Question

When the actual and expected (or anticipated) inflation rates are both zero, the money interest rate must equal the real interest rate. How might inflation affect the money interest rate? The nominal interest rate is determined by the forces of supply and demand in the loanable funds market (in millions of dollars) 

The following calculator shows the market for loanable funds. You can shift the supply and demand curves by changing the values of the supply and demand shifters on the right. Use the calculator to help you answer the following questions. You will not be graded on any changes you make to the calculator.

If the expected inflation rate increases to 2%, then the supply of loanable funds will (increase, decrease) and the demand for loanable funds will (increase, decrease).

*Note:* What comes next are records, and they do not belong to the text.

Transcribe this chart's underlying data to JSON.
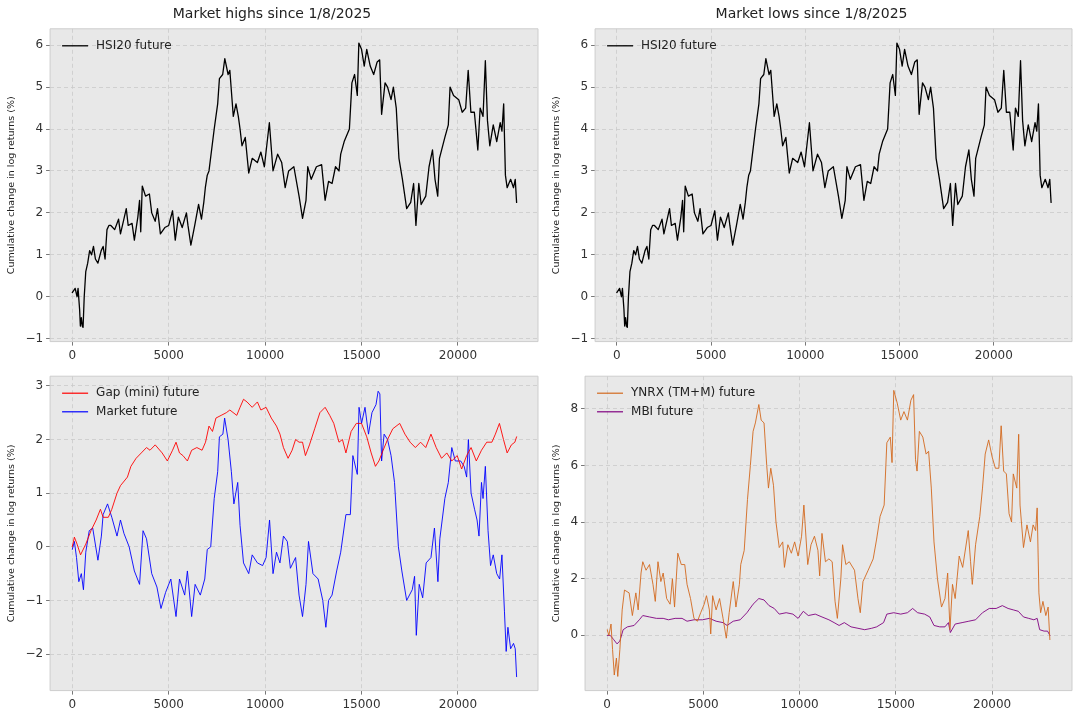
{
  "chart_data": [
    {
      "type": "line",
      "title": "Market highs since 1/8/2025",
      "ylabel": "Cumulative change in log returns (%)",
      "legend": "top left",
      "grid": true,
      "xlim": [
        -1150,
        24150
      ],
      "xticks": [
        0,
        5000,
        10000,
        15000,
        20000
      ],
      "ylim": [
        -1.07,
        6.39
      ],
      "yticks": [
        -1,
        0,
        1,
        2,
        3,
        4,
        5,
        6
      ],
      "series": [
        {
          "name": "HSI20 future",
          "color": "#000000",
          "x": [
            0,
            150,
            250,
            300,
            380,
            420,
            470,
            520,
            560,
            620,
            700,
            800,
            900,
            1000,
            1100,
            1200,
            1330,
            1500,
            1600,
            1700,
            1800,
            1900,
            2000,
            2200,
            2400,
            2500,
            2700,
            2800,
            2900,
            3100,
            3220,
            3400,
            3490,
            3550,
            3630,
            3800,
            4000,
            4120,
            4300,
            4420,
            4570,
            4800,
            5000,
            5200,
            5340,
            5500,
            5700,
            5920,
            6000,
            6150,
            6350,
            6550,
            6700,
            6820,
            6900,
            7000,
            7090,
            7360,
            7540,
            7630,
            7800,
            7910,
            8080,
            8170,
            8350,
            8490,
            8610,
            8700,
            8800,
            8970,
            9150,
            9330,
            9600,
            9780,
            9960,
            10220,
            10410,
            10650,
            10860,
            11040,
            11220,
            11490,
            11760,
            11940,
            12120,
            12210,
            12390,
            12660,
            12930,
            13110,
            13290,
            13470,
            13650,
            13830,
            13920,
            14100,
            14370,
            14500,
            14640,
            14780,
            14860,
            15000,
            15140,
            15270,
            15450,
            15630,
            15810,
            15940,
            16040,
            16220,
            16350,
            16530,
            16650,
            16800,
            16940,
            17120,
            17340,
            17550,
            17700,
            17820,
            17970,
            18090,
            18330,
            18500,
            18680,
            18810,
            18950,
            19040,
            19320,
            19500,
            19590,
            19770,
            20040,
            20220,
            20400,
            20530,
            20670,
            20850,
            21030,
            21150,
            21300,
            21420,
            21530,
            21650,
            21830,
            22010,
            22190,
            22280,
            22370,
            22460,
            22550,
            22730,
            22880,
            22970,
            23040
          ],
          "values": [
            0.1,
            0.2,
            0.0,
            0.2,
            -0.3,
            -0.7,
            -0.5,
            -0.7,
            -0.73,
            0.0,
            0.6,
            0.8,
            1.1,
            1.0,
            1.2,
            0.9,
            0.8,
            1.1,
            1.2,
            0.9,
            1.6,
            1.7,
            1.7,
            1.6,
            1.85,
            1.5,
            1.9,
            2.1,
            1.7,
            1.75,
            1.35,
            1.9,
            2.3,
            1.55,
            2.64,
            2.4,
            2.45,
            2.0,
            1.8,
            2.1,
            1.5,
            1.65,
            1.7,
            2.05,
            1.35,
            1.9,
            1.65,
            2.0,
            1.7,
            1.23,
            1.7,
            2.2,
            1.85,
            2.25,
            2.6,
            2.9,
            3.0,
            4.0,
            4.6,
            5.2,
            5.3,
            5.68,
            5.3,
            5.4,
            4.3,
            4.6,
            4.3,
            4.0,
            3.6,
            3.8,
            2.95,
            3.3,
            3.2,
            3.45,
            3.1,
            4.15,
            3.0,
            3.4,
            3.2,
            2.6,
            3.0,
            3.1,
            2.4,
            1.87,
            2.3,
            3.1,
            2.8,
            3.1,
            3.15,
            2.3,
            2.75,
            2.7,
            3.1,
            3.0,
            3.4,
            3.7,
            4.0,
            5.1,
            5.3,
            4.8,
            6.05,
            5.9,
            5.5,
            5.9,
            5.5,
            5.3,
            5.6,
            5.65,
            4.35,
            5.1,
            5.0,
            4.7,
            5.0,
            4.5,
            3.3,
            2.8,
            2.1,
            2.25,
            2.7,
            1.7,
            2.7,
            2.2,
            2.4,
            3.1,
            3.5,
            2.8,
            2.4,
            3.3,
            3.8,
            4.1,
            5.0,
            4.8,
            4.7,
            4.4,
            4.5,
            5.4,
            4.4,
            4.4,
            3.5,
            4.5,
            4.3,
            5.63,
            4.2,
            3.6,
            4.1,
            3.7,
            4.15,
            3.95,
            4.6,
            2.9,
            2.6,
            2.8,
            2.6,
            2.8,
            2.25
          ]
        }
      ]
    },
    {
      "type": "line",
      "title": "Market lows since 1/8/2025",
      "ylabel": "Cumulative change in log returns (%)",
      "legend": "top left",
      "grid": true,
      "xlim": [
        -1150,
        24150
      ],
      "xticks": [
        0,
        5000,
        10000,
        15000,
        20000
      ],
      "ylim": [
        -1.07,
        6.39
      ],
      "yticks": [
        -1,
        0,
        1,
        2,
        3,
        4,
        5,
        6
      ],
      "series": [
        {
          "name": "HSI20 future",
          "color": "#000000",
          "x": [
            0,
            150,
            250,
            300,
            380,
            420,
            470,
            520,
            560,
            620,
            700,
            800,
            900,
            1000,
            1100,
            1200,
            1330,
            1500,
            1600,
            1700,
            1800,
            1900,
            2000,
            2200,
            2400,
            2500,
            2700,
            2800,
            2900,
            3100,
            3220,
            3400,
            3490,
            3550,
            3630,
            3800,
            4000,
            4120,
            4300,
            4420,
            4570,
            4800,
            5000,
            5200,
            5340,
            5500,
            5700,
            5920,
            6000,
            6150,
            6350,
            6550,
            6700,
            6820,
            6900,
            7000,
            7090,
            7360,
            7540,
            7630,
            7800,
            7910,
            8080,
            8170,
            8350,
            8490,
            8610,
            8700,
            8800,
            8970,
            9150,
            9330,
            9600,
            9780,
            9960,
            10220,
            10410,
            10650,
            10860,
            11040,
            11220,
            11490,
            11760,
            11940,
            12120,
            12210,
            12390,
            12660,
            12930,
            13110,
            13290,
            13470,
            13650,
            13830,
            13920,
            14100,
            14370,
            14500,
            14640,
            14780,
            14860,
            15000,
            15140,
            15270,
            15450,
            15630,
            15810,
            15940,
            16040,
            16220,
            16350,
            16530,
            16650,
            16800,
            16940,
            17120,
            17340,
            17550,
            17700,
            17820,
            17970,
            18090,
            18330,
            18500,
            18680,
            18810,
            18950,
            19040,
            19320,
            19500,
            19590,
            19770,
            20040,
            20220,
            20400,
            20530,
            20670,
            20850,
            21030,
            21150,
            21300,
            21420,
            21530,
            21650,
            21830,
            22010,
            22190,
            22280,
            22370,
            22460,
            22550,
            22730,
            22880,
            22970,
            23040
          ],
          "values": [
            0.1,
            0.2,
            0.0,
            0.2,
            -0.3,
            -0.7,
            -0.5,
            -0.7,
            -0.73,
            0.0,
            0.6,
            0.8,
            1.1,
            1.0,
            1.2,
            0.9,
            0.8,
            1.1,
            1.2,
            0.9,
            1.6,
            1.7,
            1.7,
            1.6,
            1.85,
            1.5,
            1.9,
            2.1,
            1.7,
            1.75,
            1.35,
            1.9,
            2.3,
            1.55,
            2.64,
            2.4,
            2.45,
            2.0,
            1.8,
            2.1,
            1.5,
            1.65,
            1.7,
            2.05,
            1.35,
            1.9,
            1.65,
            2.0,
            1.7,
            1.23,
            1.7,
            2.2,
            1.85,
            2.25,
            2.6,
            2.9,
            3.0,
            4.0,
            4.6,
            5.2,
            5.3,
            5.68,
            5.3,
            5.4,
            4.3,
            4.6,
            4.3,
            4.0,
            3.6,
            3.8,
            2.95,
            3.3,
            3.2,
            3.45,
            3.1,
            4.15,
            3.0,
            3.4,
            3.2,
            2.6,
            3.0,
            3.1,
            2.4,
            1.87,
            2.3,
            3.1,
            2.8,
            3.1,
            3.15,
            2.3,
            2.75,
            2.7,
            3.1,
            3.0,
            3.4,
            3.7,
            4.0,
            5.1,
            5.3,
            4.8,
            6.05,
            5.9,
            5.5,
            5.9,
            5.5,
            5.3,
            5.6,
            5.65,
            4.35,
            5.1,
            5.0,
            4.7,
            5.0,
            4.5,
            3.3,
            2.8,
            2.1,
            2.25,
            2.7,
            1.7,
            2.7,
            2.2,
            2.4,
            3.1,
            3.5,
            2.8,
            2.4,
            3.3,
            3.8,
            4.1,
            5.0,
            4.8,
            4.7,
            4.4,
            4.5,
            5.4,
            4.4,
            4.4,
            3.5,
            4.5,
            4.3,
            5.63,
            4.2,
            3.6,
            4.1,
            3.7,
            4.15,
            3.95,
            4.6,
            2.9,
            2.6,
            2.8,
            2.6,
            2.8,
            2.25
          ]
        }
      ]
    },
    {
      "type": "line",
      "ylabel": "Cumulative change in log returns (%)",
      "legend": "top left",
      "grid": true,
      "xlim": [
        -1150,
        24150
      ],
      "xticks": [
        0,
        5000,
        10000,
        15000,
        20000
      ],
      "ylim": [
        -2.68,
        3.18
      ],
      "yticks": [
        -2,
        -1,
        0,
        1,
        2,
        3
      ],
      "series": [
        {
          "name": "Gap (mini) future",
          "color": "#ff0000",
          "x": [
            0,
            110,
            250,
            430,
            700,
            970,
            1240,
            1460,
            1600,
            1870,
            2050,
            2320,
            2500,
            2860,
            3040,
            3310,
            3580,
            3850,
            4030,
            4300,
            4660,
            4930,
            5200,
            5380,
            5560,
            5740,
            5970,
            6190,
            6460,
            6730,
            6910,
            7090,
            7270,
            7450,
            7720,
            7990,
            8170,
            8530,
            8700,
            8880,
            9060,
            9330,
            9600,
            9780,
            10050,
            10320,
            10590,
            10770,
            10950,
            11190,
            11400,
            11580,
            11760,
            11940,
            12090,
            12300,
            12570,
            12840,
            13110,
            13350,
            13560,
            13830,
            14010,
            14190,
            14460,
            14730,
            15000,
            15270,
            15500,
            15720,
            15900,
            16120,
            16350,
            16620,
            16980,
            17250,
            17520,
            17790,
            18060,
            18330,
            18600,
            18870,
            19150,
            19420,
            19680,
            19960,
            20190,
            20450,
            20680,
            20950,
            21220,
            21490,
            21760,
            21940,
            22150,
            22360,
            22550,
            22770,
            22950,
            23040
          ],
          "values": [
            0.0,
            0.18,
            0.05,
            -0.15,
            0.05,
            0.3,
            0.5,
            0.7,
            0.55,
            0.55,
            0.7,
            1.0,
            1.14,
            1.3,
            1.5,
            1.65,
            1.75,
            1.85,
            1.8,
            1.9,
            1.75,
            1.6,
            1.8,
            1.95,
            1.75,
            1.7,
            1.6,
            1.8,
            1.85,
            1.8,
            1.95,
            2.25,
            2.15,
            2.4,
            2.45,
            2.5,
            2.55,
            2.45,
            2.6,
            2.75,
            2.7,
            2.6,
            2.7,
            2.55,
            2.6,
            2.4,
            2.25,
            2.1,
            1.85,
            1.65,
            1.8,
            2.0,
            1.95,
            1.95,
            1.7,
            1.9,
            2.2,
            2.5,
            2.6,
            2.45,
            2.3,
            1.95,
            2.0,
            1.75,
            2.15,
            2.3,
            2.3,
            2.05,
            1.75,
            1.5,
            1.6,
            1.8,
            2.0,
            2.2,
            2.3,
            2.1,
            1.95,
            1.85,
            1.95,
            1.85,
            2.1,
            1.85,
            1.65,
            1.75,
            1.6,
            1.7,
            1.45,
            1.7,
            1.85,
            1.6,
            1.8,
            1.95,
            1.95,
            2.1,
            2.3,
            2.0,
            1.75,
            1.9,
            1.95,
            2.05
          ]
        },
        {
          "name": "Market future",
          "color": "#0000ff",
          "x": [
            0,
            110,
            220,
            340,
            470,
            580,
            700,
            880,
            1060,
            1330,
            1510,
            1600,
            1830,
            2050,
            2320,
            2500,
            2680,
            2950,
            3220,
            3490,
            3670,
            3850,
            4120,
            4390,
            4600,
            4840,
            5110,
            5380,
            5560,
            5830,
            5970,
            6190,
            6370,
            6640,
            6870,
            7000,
            7180,
            7360,
            7540,
            7630,
            7810,
            7900,
            8080,
            8250,
            8380,
            8580,
            8700,
            8880,
            9150,
            9330,
            9600,
            9870,
            10050,
            10230,
            10410,
            10590,
            10770,
            10950,
            11150,
            11310,
            11580,
            11760,
            11940,
            12120,
            12250,
            12480,
            12750,
            12990,
            13150,
            13290,
            13470,
            13710,
            13920,
            14190,
            14420,
            14550,
            14780,
            14870,
            15000,
            15180,
            15360,
            15540,
            15750,
            15860,
            15950,
            16040,
            16170,
            16350,
            16530,
            16710,
            16910,
            17090,
            17340,
            17630,
            17750,
            17840,
            17990,
            18170,
            18350,
            18600,
            18780,
            18960,
            19060,
            19320,
            19500,
            19680,
            19860,
            20140,
            20320,
            20450,
            20540,
            20680,
            20860,
            20990,
            21090,
            21220,
            21300,
            21420,
            21560,
            21690,
            21830,
            22010,
            22160,
            22280,
            22410,
            22500,
            22590,
            22730,
            22880,
            22970,
            23040
          ],
          "values": [
            -0.05,
            0.1,
            -0.2,
            -0.65,
            -0.5,
            -0.8,
            -0.1,
            0.3,
            0.35,
            -0.25,
            0.2,
            0.6,
            0.8,
            0.55,
            0.2,
            0.5,
            0.25,
            0.0,
            -0.45,
            -0.7,
            0.3,
            0.15,
            -0.5,
            -0.75,
            -1.15,
            -0.85,
            -0.6,
            -1.3,
            -0.6,
            -0.9,
            -0.45,
            -1.3,
            -0.7,
            -0.9,
            -0.6,
            -0.05,
            0.0,
            0.9,
            1.4,
            2.05,
            2.1,
            2.4,
            2.0,
            1.4,
            0.8,
            1.2,
            0.4,
            -0.3,
            -0.5,
            -0.15,
            -0.3,
            -0.35,
            -0.2,
            0.5,
            -0.5,
            -0.1,
            -0.3,
            0.2,
            0.1,
            -0.4,
            -0.2,
            -0.9,
            -1.3,
            -0.7,
            0.1,
            -0.5,
            -0.6,
            -1.0,
            -1.5,
            -1.0,
            -0.9,
            -0.45,
            -0.1,
            0.6,
            0.6,
            1.7,
            1.35,
            2.6,
            2.3,
            2.6,
            2.1,
            2.5,
            2.65,
            2.9,
            2.85,
            1.6,
            2.1,
            2.0,
            1.7,
            1.2,
            0.0,
            -0.45,
            -1.0,
            -0.8,
            -0.55,
            -1.65,
            -0.7,
            -0.95,
            -0.3,
            -0.2,
            0.35,
            -0.65,
            0.15,
            0.9,
            1.2,
            1.85,
            1.6,
            1.6,
            1.5,
            1.3,
            2.0,
            1.0,
            0.7,
            0.5,
            0.2,
            1.2,
            0.9,
            1.5,
            0.3,
            -0.35,
            -0.15,
            -0.5,
            -0.6,
            -0.15,
            -1.2,
            -1.95,
            -1.5,
            -1.9,
            -1.8,
            -1.9,
            -2.42
          ]
        }
      ]
    },
    {
      "type": "line",
      "ylabel": "Cumulative change in log returns (%)",
      "legend": "top left",
      "grid": true,
      "xlim": [
        -1150,
        24150
      ],
      "xticks": [
        0,
        5000,
        10000,
        15000,
        20000
      ],
      "ylim": [
        -1.95,
        9.15
      ],
      "yticks": [
        0,
        2,
        4,
        6,
        8
      ],
      "series": [
        {
          "name": "YNRX (TM+M) future",
          "color": "#d2691e",
          "x": [
            0,
            90,
            200,
            280,
            370,
            480,
            550,
            660,
            780,
            900,
            1140,
            1310,
            1490,
            1610,
            1760,
            1850,
            2020,
            2200,
            2380,
            2500,
            2640,
            2790,
            2910,
            3090,
            3270,
            3390,
            3500,
            3670,
            3850,
            4030,
            4150,
            4330,
            4510,
            4690,
            4860,
            5040,
            5160,
            5310,
            5380,
            5480,
            5660,
            5840,
            6020,
            6190,
            6340,
            6550,
            6690,
            6870,
            6940,
            7120,
            7290,
            7440,
            7580,
            7700,
            7880,
            8000,
            8150,
            8290,
            8380,
            8500,
            8640,
            8770,
            8940,
            9120,
            9210,
            9390,
            9570,
            9740,
            9920,
            10100,
            10220,
            10420,
            10590,
            10770,
            10950,
            11040,
            11160,
            11340,
            11520,
            11690,
            11840,
            11960,
            12140,
            12230,
            12400,
            12580,
            12850,
            13030,
            13150,
            13290,
            13560,
            13820,
            14000,
            14180,
            14390,
            14530,
            14710,
            14800,
            14890,
            15070,
            15250,
            15420,
            15600,
            15780,
            15920,
            16020,
            16100,
            16220,
            16400,
            16570,
            16700,
            16840,
            16980,
            17160,
            17370,
            17550,
            17690,
            17810,
            17940,
            18080,
            18290,
            18470,
            18760,
            18880,
            18970,
            19140,
            19360,
            19500,
            19640,
            19820,
            20000,
            20170,
            20350,
            20470,
            20600,
            20740,
            20880,
            21010,
            21100,
            21280,
            21380,
            21450,
            21630,
            21810,
            21990,
            22130,
            22260,
            22340,
            22430,
            22520,
            22640,
            22790,
            22910,
            23000
          ],
          "values": [
            0.2,
            0.0,
            0.4,
            -0.5,
            -1.4,
            -0.8,
            -1.45,
            -0.5,
            0.9,
            1.6,
            1.5,
            0.7,
            1.5,
            0.9,
            2.2,
            2.6,
            2.3,
            2.5,
            1.8,
            1.2,
            2.6,
            1.9,
            2.2,
            1.3,
            1.1,
            2.0,
            1.0,
            2.9,
            2.5,
            2.5,
            1.8,
            1.3,
            0.6,
            0.5,
            0.8,
            1.1,
            1.4,
            0.9,
            0.05,
            1.4,
            0.9,
            1.3,
            0.6,
            -0.1,
            0.8,
            1.9,
            1.0,
            1.8,
            2.5,
            3.0,
            4.8,
            6.0,
            7.2,
            7.5,
            8.15,
            7.6,
            7.5,
            6.0,
            5.2,
            5.9,
            5.3,
            4.0,
            3.1,
            3.3,
            2.4,
            3.2,
            2.9,
            3.3,
            2.8,
            3.5,
            4.6,
            2.5,
            3.2,
            3.5,
            3.0,
            2.1,
            3.6,
            2.6,
            2.7,
            2.6,
            1.2,
            0.6,
            2.0,
            3.2,
            2.5,
            2.6,
            2.3,
            1.3,
            0.8,
            1.9,
            2.3,
            2.7,
            3.4,
            4.2,
            4.6,
            6.8,
            7.0,
            6.1,
            8.65,
            8.2,
            7.6,
            7.9,
            7.6,
            8.3,
            8.5,
            6.2,
            5.8,
            7.2,
            7.0,
            6.4,
            6.5,
            5.2,
            3.3,
            2.0,
            1.0,
            1.3,
            2.2,
            0.2,
            1.8,
            1.3,
            2.8,
            2.4,
            3.7,
            2.6,
            1.8,
            3.2,
            4.2,
            5.2,
            6.4,
            6.9,
            6.3,
            5.9,
            5.9,
            7.4,
            5.8,
            5.7,
            4.3,
            4.0,
            5.7,
            5.2,
            7.1,
            4.6,
            3.1,
            3.9,
            3.3,
            3.9,
            3.7,
            4.5,
            1.5,
            0.8,
            1.2,
            0.7,
            1.0,
            -0.15
          ]
        },
        {
          "name": "MBI future",
          "color": "#800080",
          "x": [
            0,
            160,
            340,
            510,
            660,
            830,
            1050,
            1400,
            1670,
            1850,
            2200,
            2560,
            2910,
            3180,
            3530,
            3890,
            4150,
            4510,
            4950,
            5310,
            5660,
            6020,
            6230,
            6550,
            6910,
            7260,
            7580,
            7880,
            8150,
            8410,
            8680,
            8940,
            9300,
            9650,
            9920,
            10190,
            10450,
            10810,
            11160,
            11520,
            11790,
            12050,
            12320,
            12670,
            13030,
            13380,
            13740,
            14000,
            14360,
            14530,
            14890,
            15250,
            15600,
            15870,
            16130,
            16490,
            16760,
            16980,
            17280,
            17550,
            17730,
            17830,
            18080,
            18440,
            18790,
            19140,
            19500,
            19850,
            20210,
            20530,
            20830,
            21100,
            21360,
            21630,
            21900,
            22170,
            22340,
            22470,
            22700,
            22880,
            23000
          ],
          "values": [
            0.0,
            0.0,
            -0.15,
            -0.3,
            -0.2,
            0.2,
            0.3,
            0.35,
            0.55,
            0.7,
            0.65,
            0.6,
            0.6,
            0.55,
            0.6,
            0.6,
            0.5,
            0.55,
            0.55,
            0.6,
            0.5,
            0.45,
            0.35,
            0.5,
            0.55,
            0.8,
            1.1,
            1.3,
            1.25,
            1.05,
            0.95,
            0.75,
            0.8,
            0.75,
            0.6,
            0.85,
            0.7,
            0.75,
            0.65,
            0.55,
            0.45,
            0.35,
            0.45,
            0.3,
            0.25,
            0.2,
            0.25,
            0.3,
            0.45,
            0.75,
            0.8,
            0.75,
            0.8,
            0.95,
            0.8,
            0.75,
            0.65,
            0.35,
            0.3,
            0.3,
            0.45,
            0.1,
            0.4,
            0.45,
            0.5,
            0.55,
            0.8,
            0.95,
            0.95,
            1.05,
            0.95,
            0.9,
            0.85,
            0.65,
            0.6,
            0.55,
            0.6,
            0.2,
            0.15,
            0.15,
            0.0
          ]
        }
      ]
    }
  ]
}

When the expected inflation rate is zero, the money interest rate is (12%, 10%, 8%, 6%). Thus, an expected inflation rate of 2% results in a money interest rate of(12%, 10%, 8%, 6%) and a real interest rate of(12%, 10%, 8%, 6%).

Answer 1

If the expected inflation rate increases by \(2 \%\), then the supply of loanable funds will decrease and the demand for loanable funds will increase.

When the expected inflation rate is zero, the money interest rate is \(\mathbf{1 0 \%}\), (as it is the equilibrium rate where the supply and demand are equal).

When the expected inflation rate is \(2 \%\), there will a leftward shift in the supply curve and the demand curve shifts rightwards, that leads to an increase in the interest rates.

Thus, the money interest rate will be \(12 \%\).

Calculate the real interest rate as follows:

Real interest rate \(=\) Nominal interest rate \(-\) Inflation

$$ \begin{array}{l} =12 \%-2 \% \\ =10 \% \end{array} $$

Thus, the real interest rate is \(10 \%\).